It’s rare for all three of HB Grandi’s pelagic vessels to all be fishing at the same time, but on this occasion the reason is a long break in fishing due to a prolonged spell of bad weather.

‘We had only just started when we had to seek shelter in Ísafjördur, and then we had a day on the fishing grounds before we had to be back in Ísafjördur again. The boats where there in a group, and as well as the three HB Grandi boats, Jón Kjartansson and Greenlandic purser Erika were alongside us. When the weather cleared up we were all able to get out and start searching together, and we found the capelin east of where we had left it,’ he said and commented that the fishing is much the same as before, with the capelin only in range from dusk, through the evening and night, and until daybreak.
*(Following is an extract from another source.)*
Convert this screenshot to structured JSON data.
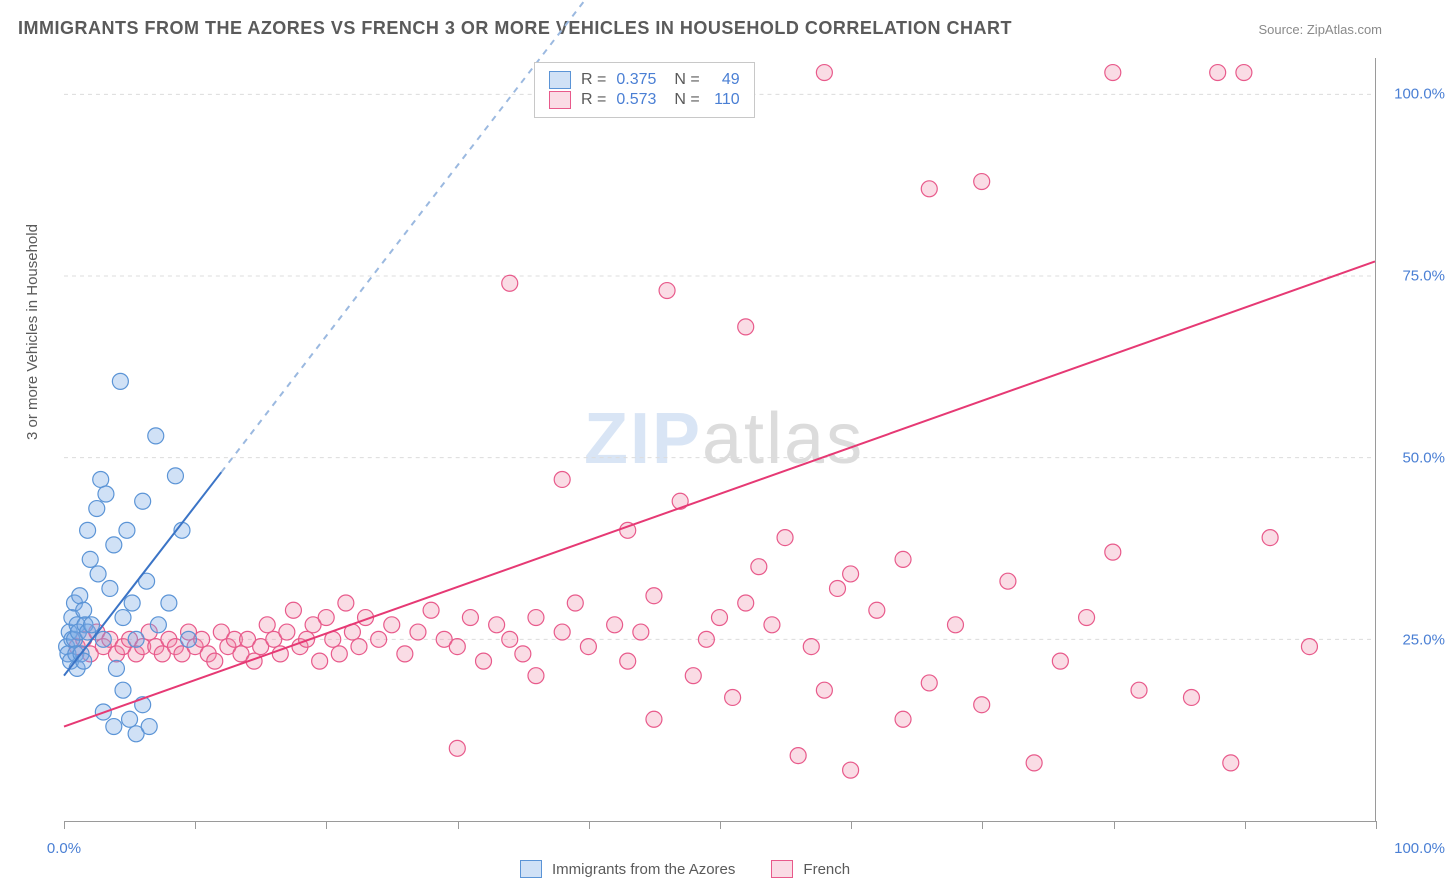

‘There hasn’t been any heavy fishing, but we’ve been scratching a living. We’ve been getting around 100 tonnes in a shot, but we’ve had to work hard for it. It’s unbelievable how many whales there are about, with whole tribes of fin whales, and some of the boats have been unlucky enough to have shot around one of them. They are difficult to avoid in the dark, but fortunately we have managed to keep clear of them,’ Albert Sveinsson said.

The capelin that has been caught over the last twenty-four hours has been good sized fish and the last sample taken on board Faxi showed around 41 pieces per kilo.